The report suggests that marketing spend has decreased. This drop results from cost-cutting measures tied to new safer gaming messenger requirements and protections.

Britain’s BGC (Betting and Gaming Council) has released a new study on the local gambling sector. The findings suggest that UK gambling marketing is declining due to regulatory challenges. Licensed operators are facing increased pressure from the black market.
Produced by Alvarez & Marsal for the BGC, the Gambling Advertising and Sponsorship Report 2025 shows that legal operators’ marketing spend has been steadily declining. Gaming market expenses made up 3% of all UK marketing spend in 2023, but fell to 2.7% in 2024.

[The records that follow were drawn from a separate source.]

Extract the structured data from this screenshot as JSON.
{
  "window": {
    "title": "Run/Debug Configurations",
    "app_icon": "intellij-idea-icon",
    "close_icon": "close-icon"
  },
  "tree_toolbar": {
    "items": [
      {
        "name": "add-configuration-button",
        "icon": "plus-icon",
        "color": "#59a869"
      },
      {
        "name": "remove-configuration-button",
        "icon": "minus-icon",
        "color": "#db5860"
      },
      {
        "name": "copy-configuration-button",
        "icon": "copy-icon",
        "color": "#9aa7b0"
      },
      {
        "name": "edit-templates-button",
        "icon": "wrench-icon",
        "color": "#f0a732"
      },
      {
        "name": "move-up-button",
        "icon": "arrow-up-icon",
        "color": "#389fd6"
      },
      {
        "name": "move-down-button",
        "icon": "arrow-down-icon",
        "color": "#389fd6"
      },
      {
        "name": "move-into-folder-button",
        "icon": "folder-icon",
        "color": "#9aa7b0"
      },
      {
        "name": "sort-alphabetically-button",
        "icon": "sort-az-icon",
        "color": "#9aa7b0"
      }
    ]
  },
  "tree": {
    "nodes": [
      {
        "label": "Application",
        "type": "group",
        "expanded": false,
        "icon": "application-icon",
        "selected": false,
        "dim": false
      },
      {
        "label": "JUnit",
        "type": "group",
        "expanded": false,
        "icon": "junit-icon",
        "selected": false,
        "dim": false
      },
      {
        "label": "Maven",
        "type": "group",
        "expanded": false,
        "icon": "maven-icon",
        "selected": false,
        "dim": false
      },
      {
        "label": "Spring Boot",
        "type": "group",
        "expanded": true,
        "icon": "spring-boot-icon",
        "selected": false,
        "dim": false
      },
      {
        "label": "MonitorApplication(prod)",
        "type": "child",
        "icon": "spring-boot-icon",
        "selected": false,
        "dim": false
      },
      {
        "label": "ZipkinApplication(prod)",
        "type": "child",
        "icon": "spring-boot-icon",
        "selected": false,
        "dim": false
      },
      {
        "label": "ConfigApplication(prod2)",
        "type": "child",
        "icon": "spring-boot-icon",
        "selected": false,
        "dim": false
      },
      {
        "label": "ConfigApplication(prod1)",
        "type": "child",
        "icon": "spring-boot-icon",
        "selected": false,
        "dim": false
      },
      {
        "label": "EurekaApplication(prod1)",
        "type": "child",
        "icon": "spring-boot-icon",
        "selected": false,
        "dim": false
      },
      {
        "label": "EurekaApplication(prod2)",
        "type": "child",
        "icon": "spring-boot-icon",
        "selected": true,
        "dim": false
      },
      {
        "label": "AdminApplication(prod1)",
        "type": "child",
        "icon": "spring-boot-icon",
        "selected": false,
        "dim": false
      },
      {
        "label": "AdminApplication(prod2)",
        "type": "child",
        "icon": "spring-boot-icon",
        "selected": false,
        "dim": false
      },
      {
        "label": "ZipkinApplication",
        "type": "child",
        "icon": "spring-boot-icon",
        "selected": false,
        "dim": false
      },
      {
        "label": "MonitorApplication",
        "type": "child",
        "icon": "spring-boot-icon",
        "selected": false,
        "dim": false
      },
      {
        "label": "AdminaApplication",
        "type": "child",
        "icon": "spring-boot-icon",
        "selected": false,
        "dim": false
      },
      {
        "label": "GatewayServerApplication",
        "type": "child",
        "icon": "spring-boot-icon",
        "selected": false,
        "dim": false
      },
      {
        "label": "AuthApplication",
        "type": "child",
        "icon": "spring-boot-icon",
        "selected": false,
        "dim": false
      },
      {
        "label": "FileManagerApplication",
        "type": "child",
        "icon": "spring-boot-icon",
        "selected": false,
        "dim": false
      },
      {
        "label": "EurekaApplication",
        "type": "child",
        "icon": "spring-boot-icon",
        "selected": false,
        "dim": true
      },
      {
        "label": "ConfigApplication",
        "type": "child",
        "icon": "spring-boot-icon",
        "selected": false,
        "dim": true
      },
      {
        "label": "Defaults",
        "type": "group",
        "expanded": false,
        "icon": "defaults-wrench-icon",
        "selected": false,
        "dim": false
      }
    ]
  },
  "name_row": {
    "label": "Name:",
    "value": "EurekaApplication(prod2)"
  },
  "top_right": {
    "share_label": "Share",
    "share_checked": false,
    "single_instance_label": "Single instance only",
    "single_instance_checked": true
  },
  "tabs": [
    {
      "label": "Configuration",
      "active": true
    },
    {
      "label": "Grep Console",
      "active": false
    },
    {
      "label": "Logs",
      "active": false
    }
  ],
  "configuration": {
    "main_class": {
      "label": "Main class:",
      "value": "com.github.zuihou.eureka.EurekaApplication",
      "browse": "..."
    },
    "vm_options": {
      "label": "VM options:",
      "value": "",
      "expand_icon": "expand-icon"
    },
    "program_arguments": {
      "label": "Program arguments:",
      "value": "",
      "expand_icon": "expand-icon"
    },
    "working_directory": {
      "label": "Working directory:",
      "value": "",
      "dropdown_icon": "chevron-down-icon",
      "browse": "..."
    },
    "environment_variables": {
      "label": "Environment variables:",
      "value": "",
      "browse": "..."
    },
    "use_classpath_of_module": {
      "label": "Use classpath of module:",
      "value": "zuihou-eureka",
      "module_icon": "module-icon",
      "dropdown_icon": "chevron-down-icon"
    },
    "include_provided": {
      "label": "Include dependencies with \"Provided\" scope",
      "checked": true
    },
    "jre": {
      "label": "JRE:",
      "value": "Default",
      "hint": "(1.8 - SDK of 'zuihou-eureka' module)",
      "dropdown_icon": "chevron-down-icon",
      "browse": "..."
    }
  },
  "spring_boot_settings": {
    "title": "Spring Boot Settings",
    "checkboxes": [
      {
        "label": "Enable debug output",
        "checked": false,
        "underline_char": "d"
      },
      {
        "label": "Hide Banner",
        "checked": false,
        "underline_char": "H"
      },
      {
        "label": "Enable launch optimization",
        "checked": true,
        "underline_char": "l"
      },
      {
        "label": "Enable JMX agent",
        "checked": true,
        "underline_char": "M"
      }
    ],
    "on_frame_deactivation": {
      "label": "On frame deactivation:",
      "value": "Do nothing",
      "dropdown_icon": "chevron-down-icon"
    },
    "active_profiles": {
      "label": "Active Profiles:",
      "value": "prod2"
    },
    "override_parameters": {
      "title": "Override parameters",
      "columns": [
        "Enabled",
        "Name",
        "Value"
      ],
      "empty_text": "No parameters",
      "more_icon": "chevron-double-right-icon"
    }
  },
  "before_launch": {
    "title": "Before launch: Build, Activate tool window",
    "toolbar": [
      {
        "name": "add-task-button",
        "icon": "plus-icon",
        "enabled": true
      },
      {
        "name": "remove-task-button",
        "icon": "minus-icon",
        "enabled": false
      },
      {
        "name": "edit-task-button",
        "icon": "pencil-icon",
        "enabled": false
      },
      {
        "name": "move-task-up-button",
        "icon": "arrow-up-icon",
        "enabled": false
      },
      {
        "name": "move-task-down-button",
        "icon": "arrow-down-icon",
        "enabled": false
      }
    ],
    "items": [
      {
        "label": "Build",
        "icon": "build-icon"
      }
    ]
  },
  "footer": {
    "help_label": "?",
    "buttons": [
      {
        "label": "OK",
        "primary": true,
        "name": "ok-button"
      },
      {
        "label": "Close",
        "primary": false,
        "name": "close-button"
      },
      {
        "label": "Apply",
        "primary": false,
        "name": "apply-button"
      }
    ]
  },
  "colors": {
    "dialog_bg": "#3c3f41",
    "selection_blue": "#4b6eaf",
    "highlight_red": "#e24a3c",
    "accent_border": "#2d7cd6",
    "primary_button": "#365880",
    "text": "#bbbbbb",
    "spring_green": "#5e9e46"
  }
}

Regulated companies spent a total of £1.15 billion on advertising from October 2023 to September 2024. Most of this, £768 million, was directed to digital platforms. With TV ads comprising three-thirds of this spend, the remainder went toward broadcast ads. In spite of the prevalance of TV ads, the report shows that they have experienced the fastest decline, leading to a drop in gaming marketing expenses.
The report added that gambling advertising expenditure, excluding perimeter advertising, has fallen at a compound annual growth rate of -1.7%.
Furthermore, the operators spent GBP 138 million on gaming sponsorships.
All in all, gaming ads and sponsorships supported an estimate of 9,900 jobs and contributed almost GBP 506 million in indirect gross value to the economy.
The report suggests that marketing spend has fallen due to cost-cutting tied to new safer gaming messenger requirements and protections. The study estimates that 20% of all gaming ads now focus on safer gaming messaging, as mandated by UK regulations.